What solutions such as seeo can do, he says, is help directors know. It provides insights they have never had access to. If they visit sites and walk around doing critical risk observations the Hawthorne effect is normally in play, where people modify their behaviour because it is being studied.
“One of the challenges for boards and executives when it comes to health and safety is ‘knowing’. How do they know how work is actually done? How do they know about action on the ground? Without AI- driven solutions, they never get to know. They live in a ‘work as imagined’ world, whereas the health and safety risk occurs in a ‘work as done’ world. Seeo bridges the two worlds automatically, much like having a 24/7 auditor on every site.”
AI-based solutions do create ethical challenges. Cammock-Elliott cites another case where a company asked if they could use seeo to identify employees constantly leaving the processing floor to go to the toilet during a shift.

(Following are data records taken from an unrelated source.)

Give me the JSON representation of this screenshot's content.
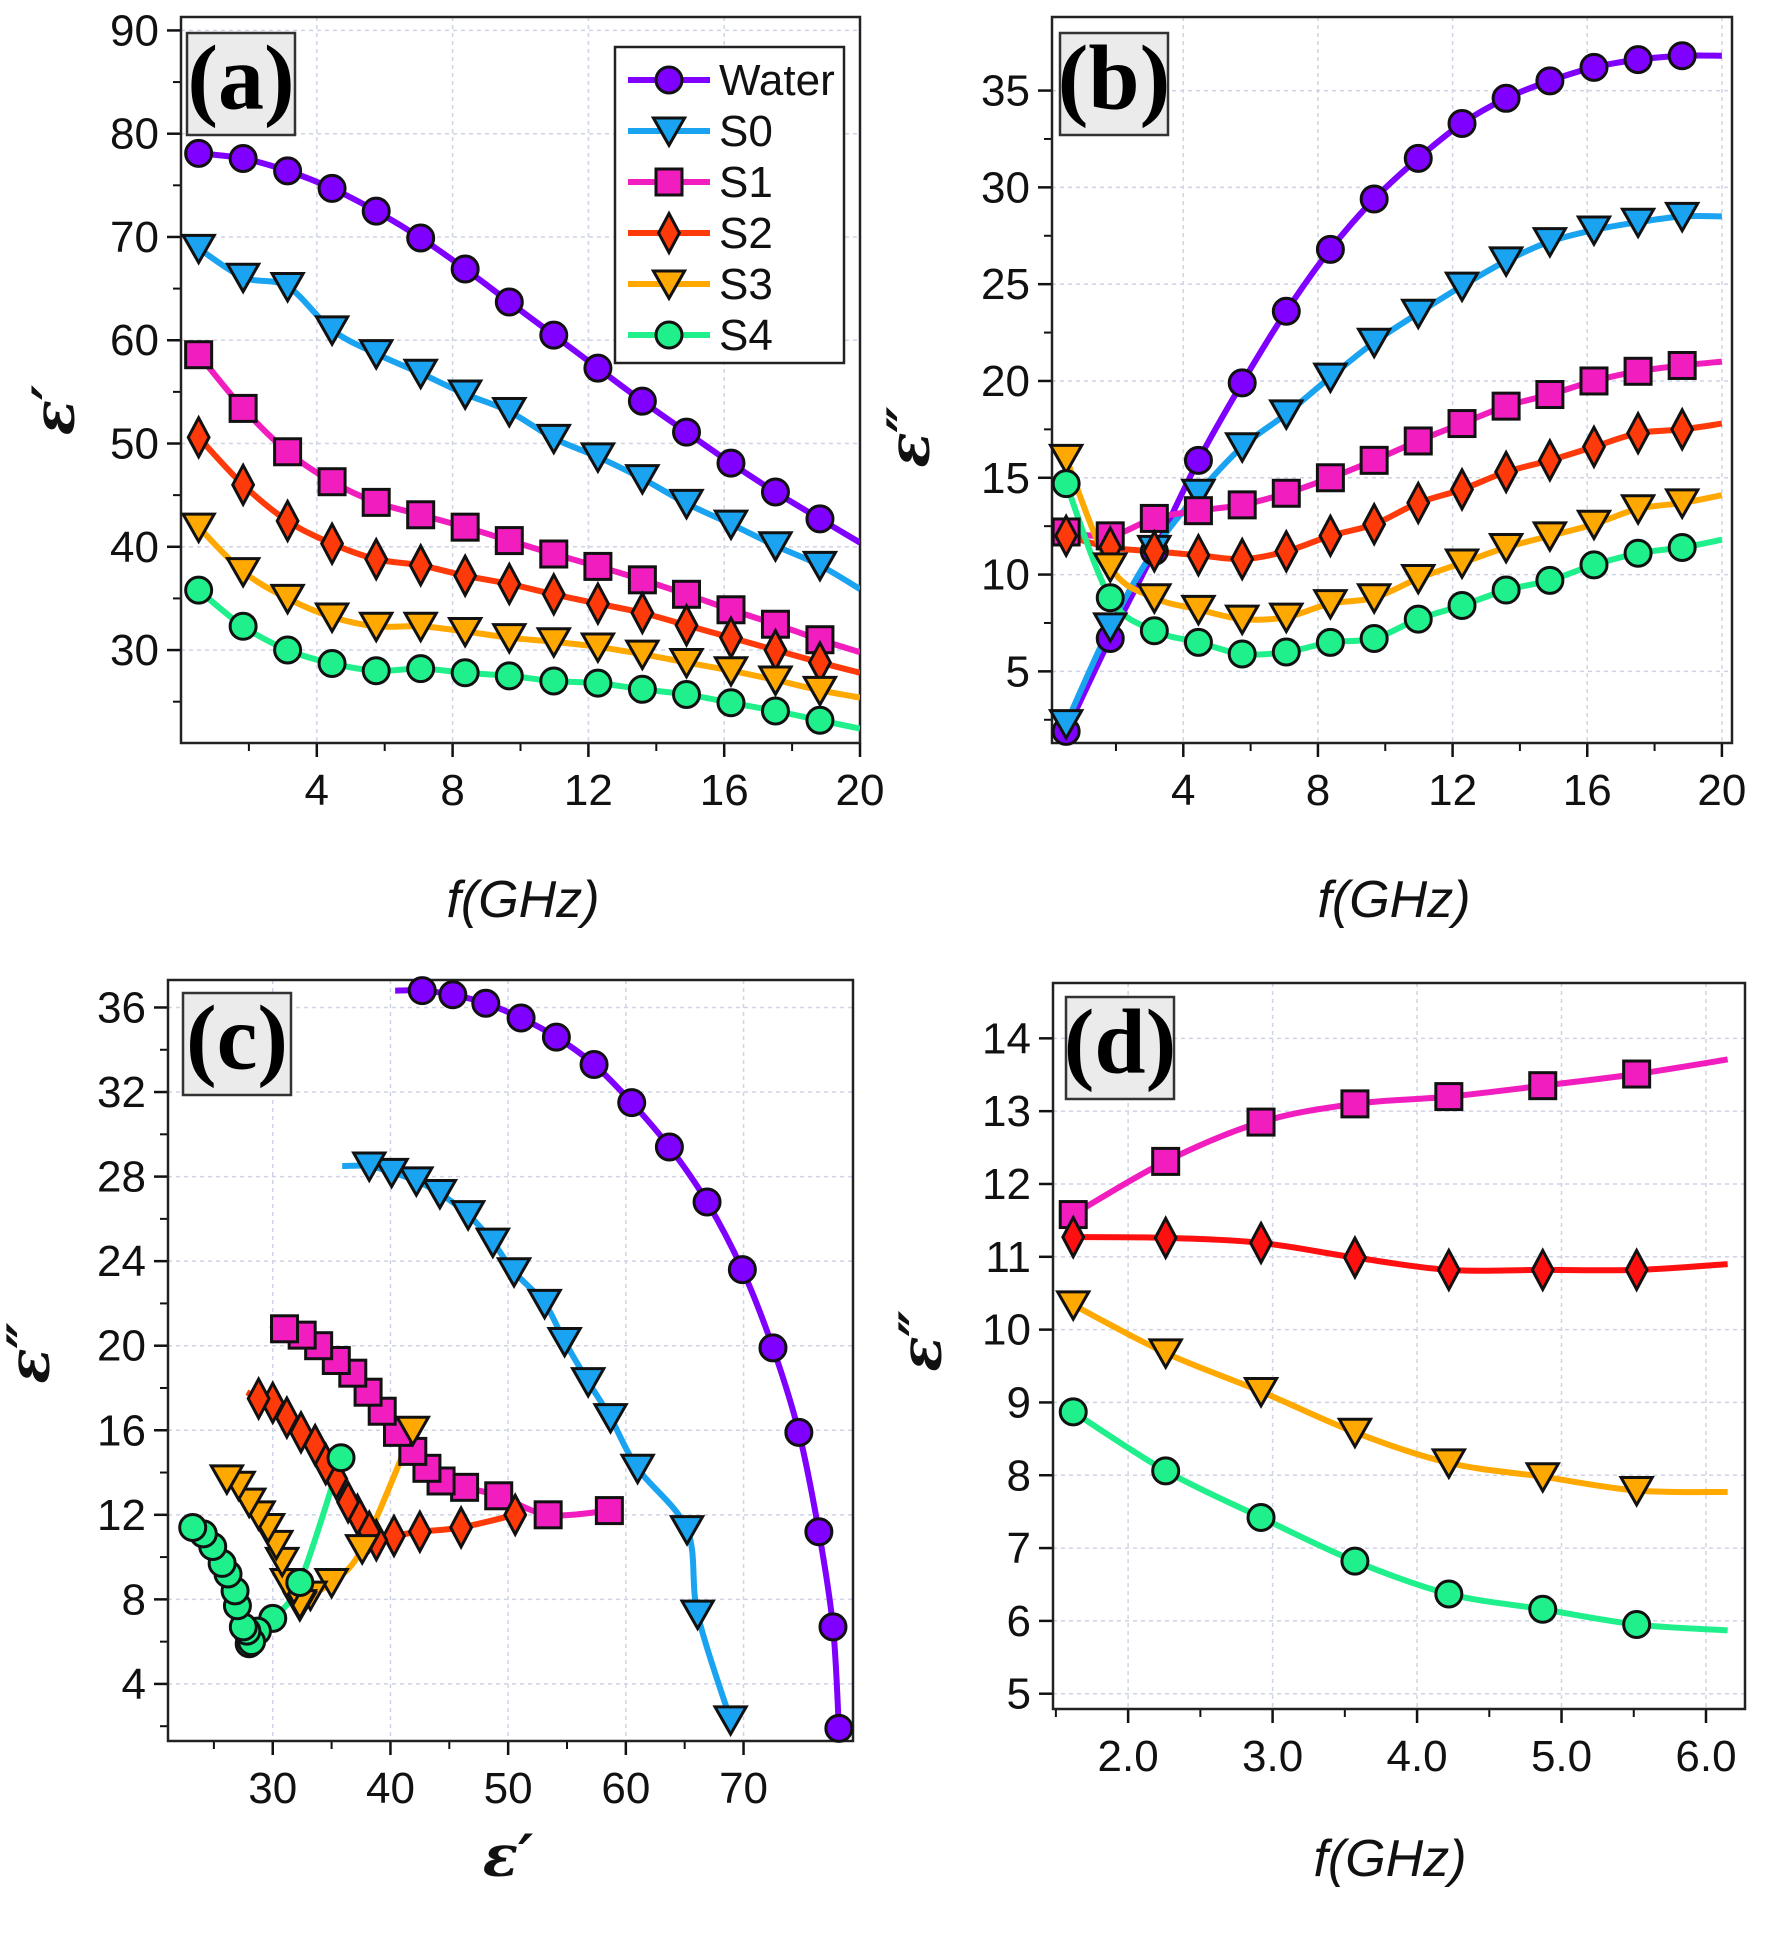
{
  "series_style": {
    "Water": {
      "color": "#7f00ff",
      "marker": "circle"
    },
    "S0": {
      "color": "#1aa3f0",
      "marker": "triangle-down"
    },
    "S1": {
      "color": "#f21dbf",
      "marker": "square"
    },
    "S2": {
      "color": "#ff3a0a",
      "marker": "diamond"
    },
    "S3": {
      "color": "#ffa800",
      "marker": "triangle-down"
    },
    "S4": {
      "color": "#1ff08c",
      "marker": "circle"
    }
  },
  "chart_data": [
    {
      "panel": "(a)",
      "type": "line",
      "xlabel": "f(GHz)",
      "ylabel": "ε′",
      "xlim": [
        0,
        20
      ],
      "ylim": [
        21,
        91.3
      ],
      "xticks": [
        "4",
        "8",
        "12",
        "16",
        "20"
      ],
      "yticks": [
        "30",
        "40",
        "50",
        "60",
        "70",
        "80",
        "90"
      ],
      "grid": true,
      "legend": "top-right",
      "legend_entries": [
        "Water",
        "S0",
        "S1",
        "S2",
        "S3",
        "S4"
      ],
      "x": [
        0.52,
        1.83,
        3.14,
        4.45,
        5.75,
        7.06,
        8.37,
        9.67,
        10.98,
        12.28,
        13.59,
        14.89,
        16.2,
        17.51,
        18.82,
        20
      ],
      "series": [
        {
          "name": "Water",
          "values": [
            78.1,
            77.6,
            76.4,
            74.7,
            72.5,
            69.9,
            66.9,
            63.7,
            60.5,
            57.3,
            54.1,
            51.1,
            48.1,
            45.3,
            42.7,
            40.4
          ]
        },
        {
          "name": "S0",
          "values": [
            68.9,
            66.1,
            65.2,
            61.0,
            58.7,
            56.8,
            54.8,
            53.1,
            50.5,
            48.7,
            46.6,
            44.2,
            42.2,
            40.1,
            38.2,
            35.9
          ]
        },
        {
          "name": "S1",
          "values": [
            58.6,
            53.4,
            49.2,
            46.3,
            44.3,
            43.1,
            41.9,
            40.6,
            39.3,
            38.1,
            36.8,
            35.4,
            33.9,
            32.5,
            31.0,
            29.8
          ]
        },
        {
          "name": "S2",
          "values": [
            50.6,
            46.0,
            42.5,
            40.3,
            38.8,
            38.2,
            37.2,
            36.4,
            35.4,
            34.5,
            33.6,
            32.4,
            31.2,
            30.0,
            28.8,
            27.8
          ]
        },
        {
          "name": "S3",
          "values": [
            41.9,
            37.6,
            35.0,
            33.2,
            32.3,
            32.3,
            31.8,
            31.2,
            30.8,
            30.3,
            29.6,
            28.8,
            28.0,
            27.1,
            26.1,
            25.4
          ]
        },
        {
          "name": "S4",
          "values": [
            35.8,
            32.3,
            30.0,
            28.7,
            28.0,
            28.2,
            27.8,
            27.5,
            27.0,
            26.8,
            26.2,
            25.7,
            24.9,
            24.1,
            23.2,
            22.4
          ]
        }
      ]
    },
    {
      "panel": "(b)",
      "type": "line",
      "xlabel": "f(GHz)",
      "ylabel": "ε″",
      "xlim": [
        0.1,
        20.3
      ],
      "ylim": [
        1.3,
        38.8
      ],
      "xticks": [
        "4",
        "8",
        "12",
        "16",
        "20"
      ],
      "yticks": [
        "5",
        "10",
        "15",
        "20",
        "25",
        "30",
        "35"
      ],
      "grid": true,
      "x": [
        0.52,
        1.83,
        3.14,
        4.45,
        5.75,
        7.06,
        8.37,
        9.67,
        10.98,
        12.28,
        13.59,
        14.89,
        16.2,
        17.51,
        18.82,
        20
      ],
      "series": [
        {
          "name": "Water",
          "values": [
            1.9,
            6.7,
            11.2,
            15.9,
            19.9,
            23.6,
            26.8,
            29.4,
            31.5,
            33.3,
            34.6,
            35.5,
            36.2,
            36.6,
            36.8,
            36.8
          ]
        },
        {
          "name": "S0",
          "values": [
            2.3,
            7.3,
            11.3,
            14.2,
            16.6,
            18.3,
            20.2,
            22.0,
            23.5,
            24.9,
            26.2,
            27.2,
            27.8,
            28.2,
            28.5,
            28.5
          ]
        },
        {
          "name": "S1",
          "values": [
            12.2,
            12.0,
            12.9,
            13.3,
            13.6,
            14.2,
            15.0,
            15.9,
            16.9,
            17.8,
            18.7,
            19.3,
            20.0,
            20.5,
            20.8,
            21.0
          ]
        },
        {
          "name": "S2",
          "values": [
            12.0,
            11.4,
            11.2,
            11.0,
            10.8,
            11.2,
            12.0,
            12.6,
            13.7,
            14.4,
            15.3,
            15.9,
            16.6,
            17.3,
            17.5,
            17.8
          ]
        },
        {
          "name": "S3",
          "values": [
            16.0,
            10.4,
            8.8,
            8.2,
            7.7,
            7.8,
            8.5,
            8.8,
            9.8,
            10.6,
            11.4,
            12.0,
            12.6,
            13.4,
            13.7,
            14.1
          ]
        },
        {
          "name": "S4",
          "values": [
            14.7,
            8.8,
            7.1,
            6.5,
            5.9,
            6.0,
            6.5,
            6.7,
            7.7,
            8.4,
            9.2,
            9.7,
            10.5,
            11.1,
            11.4,
            11.8
          ]
        }
      ]
    },
    {
      "panel": "(c)",
      "type": "scatter",
      "xlabel": "ε′",
      "ylabel": "ε″",
      "xlim": [
        21.1,
        79.3
      ],
      "ylim": [
        1.3,
        37.3
      ],
      "xticks": [
        "30",
        "40",
        "50",
        "60",
        "70"
      ],
      "yticks": [
        "4",
        "8",
        "12",
        "16",
        "20",
        "24",
        "28",
        "32",
        "36"
      ],
      "grid": true,
      "series_source": "x from panel (a), y from panel (b) at matching frequencies",
      "series": [
        {
          "name": "Water"
        },
        {
          "name": "S0"
        },
        {
          "name": "S1"
        },
        {
          "name": "S2"
        },
        {
          "name": "S3"
        },
        {
          "name": "S4"
        }
      ]
    },
    {
      "panel": "(d)",
      "type": "line",
      "xlabel": "f(GHz)",
      "ylabel": "ε″",
      "xlim": [
        1.48,
        6.27
      ],
      "ylim": [
        4.79,
        14.76
      ],
      "xticks": [
        "2.0",
        "3.0",
        "4.0",
        "5.0",
        "6.0"
      ],
      "yticks": [
        "5",
        "6",
        "7",
        "8",
        "9",
        "10",
        "11",
        "12",
        "13",
        "14"
      ],
      "grid": true,
      "x": [
        1.62,
        2.26,
        2.92,
        3.57,
        4.22,
        4.87,
        5.52,
        6.15
      ],
      "series": [
        {
          "name": "S1",
          "values": [
            11.58,
            12.31,
            12.85,
            13.1,
            13.2,
            13.35,
            13.51,
            13.71
          ]
        },
        {
          "name": "S2",
          "values": [
            11.27,
            11.26,
            11.19,
            10.99,
            10.82,
            10.82,
            10.82,
            10.9
          ],
          "color": "#ff1010"
        },
        {
          "name": "S3",
          "values": [
            10.34,
            9.68,
            9.15,
            8.59,
            8.17,
            7.98,
            7.79,
            7.77
          ]
        },
        {
          "name": "S4",
          "values": [
            8.87,
            8.06,
            7.42,
            6.82,
            6.37,
            6.16,
            5.95,
            5.87
          ]
        }
      ]
    }
  ]
}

“I said, technically, yes, but ethically we would never do that. Ethically, you should not outsource that to a technology solution. That is a performance management and leadership issue, not a domain for technology and performance management.”
Then there was a customer, he says, who was having a massive number of events at the same time every day. Because of a shift change everyone was converging from the warehouse, either to charge their scanners and RT radios, or workers were arriving for their shift and picking up the charged devices. They introduced three different charging tables to pick up and return the devices, instantly lowering their event count. It was a very simple work design change.
Cammock-Elliott mentions another director who confidently talked of forklift and pedestrian segregation being a ‘solved issue’ because of a multimillion-dollar investment in fenced walkways across their sites.
“I visited a site and proceeded to be guided in a roller door and walked diagonally across their floor, instead of using their walkway. We have a director who thinks they have solved the problem. That work is imagined. Conversely, we had an operational manager who did not use the investment – that is work as done.
“There can be a fundamental issue and a misalignment between directors and CEOs who are the ones that are accountable, who drive efficiency through their organisations via the use of profit and loss centres to line managers. The challenge is the line manager maximises cost efficiency, but does not carry the can for health and safety outcomes.”
On a regulatory level, he says New Zealand as a whole is miles behind the eight ball in terms of guard rails around AI. “We have limited guard rails at best. There’s bountiful ways you could use this unethically. Other countries have centres of excellence around AI.”
He also downplayed the hype of language models such as ChatGPT, saying they are not intelligent as we understand intelligence. “It can’t predict the future. It can’t generate new information. That is not to say it is going to impact the economics of creative businesses because it has.
“ChatGPT has been helpful in terms of raising the whole AI conversation and getting into people’s consciousness, but the hype versus reality can dampen their level of interest.
“AI is not just a threat. It is a massive opportunity for a country like New Zealand,” he says, pointing to the importance of creating a national goal to reduce the weight of our exports through a maniacal focus on creative, software, data and AI applications, among others.